After the brief interregnum of the late Charles Bismark Ames, the chairmanship went logically to Torkild Rieber. To Texaco Mr. Rieber is still "The Captain." To the oil industry he is already a legendary figure. To a person who has drawn a Rieber reprimand he is about as forgettable as a typhoon. In his soft Norwegian accent he speaks of a "god dam" this or a "helluva" that with considerable frequency but no particular feeling. In his paneled office in Texaco headquarters in Manhattan's Chrysler Building, he seems to have the same intense detachment that always characterizes a good shipmaster.

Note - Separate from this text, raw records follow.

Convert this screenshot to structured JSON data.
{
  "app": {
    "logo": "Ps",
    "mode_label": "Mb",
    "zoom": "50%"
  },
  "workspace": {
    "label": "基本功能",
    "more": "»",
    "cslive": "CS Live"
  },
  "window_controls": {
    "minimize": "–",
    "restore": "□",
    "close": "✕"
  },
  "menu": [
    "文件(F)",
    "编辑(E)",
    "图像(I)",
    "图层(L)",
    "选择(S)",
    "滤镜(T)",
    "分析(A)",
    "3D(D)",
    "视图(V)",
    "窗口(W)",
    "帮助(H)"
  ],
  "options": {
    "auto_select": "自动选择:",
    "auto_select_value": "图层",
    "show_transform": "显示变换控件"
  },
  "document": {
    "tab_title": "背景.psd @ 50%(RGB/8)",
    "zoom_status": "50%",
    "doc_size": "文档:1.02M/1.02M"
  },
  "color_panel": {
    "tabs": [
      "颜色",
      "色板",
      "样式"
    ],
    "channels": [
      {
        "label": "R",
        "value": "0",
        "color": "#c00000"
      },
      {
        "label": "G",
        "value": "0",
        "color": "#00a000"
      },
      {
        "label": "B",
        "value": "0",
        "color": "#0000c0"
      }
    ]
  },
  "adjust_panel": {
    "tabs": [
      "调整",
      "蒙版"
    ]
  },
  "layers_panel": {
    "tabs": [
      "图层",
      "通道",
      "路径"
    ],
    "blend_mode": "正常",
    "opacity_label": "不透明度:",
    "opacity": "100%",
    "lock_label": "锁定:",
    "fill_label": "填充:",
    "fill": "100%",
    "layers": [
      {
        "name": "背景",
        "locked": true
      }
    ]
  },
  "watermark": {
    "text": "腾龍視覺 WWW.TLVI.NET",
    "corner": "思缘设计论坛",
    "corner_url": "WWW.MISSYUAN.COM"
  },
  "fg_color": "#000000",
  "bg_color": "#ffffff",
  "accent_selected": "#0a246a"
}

For being literally "The Captain" to what he and all other Texaco men insist is The Texas Corp., Mr. Rieber draws something less than the $75,000 per year paid to the preceding chairman. Texaco salaries have not been filed since Mr. Rieber took office. He lives in an apartment hotel, has no country estate, no seagoing yachts. His son is at Yale and a daughter lives at home with his wife. Greying, powerfully-built, he has a trace of a mustache, clean, rugged features and a maze of wrinkles around his grey eyes earned by years of gazing at ten times ten thousand miles of changing sea. Forthright, generous, usually genial, sometimes convivial, he sits at a clear desk with a globe at his right, a telephone at his left, rolls of maps upon the wall and runs the biggest independent oil company in the U. S.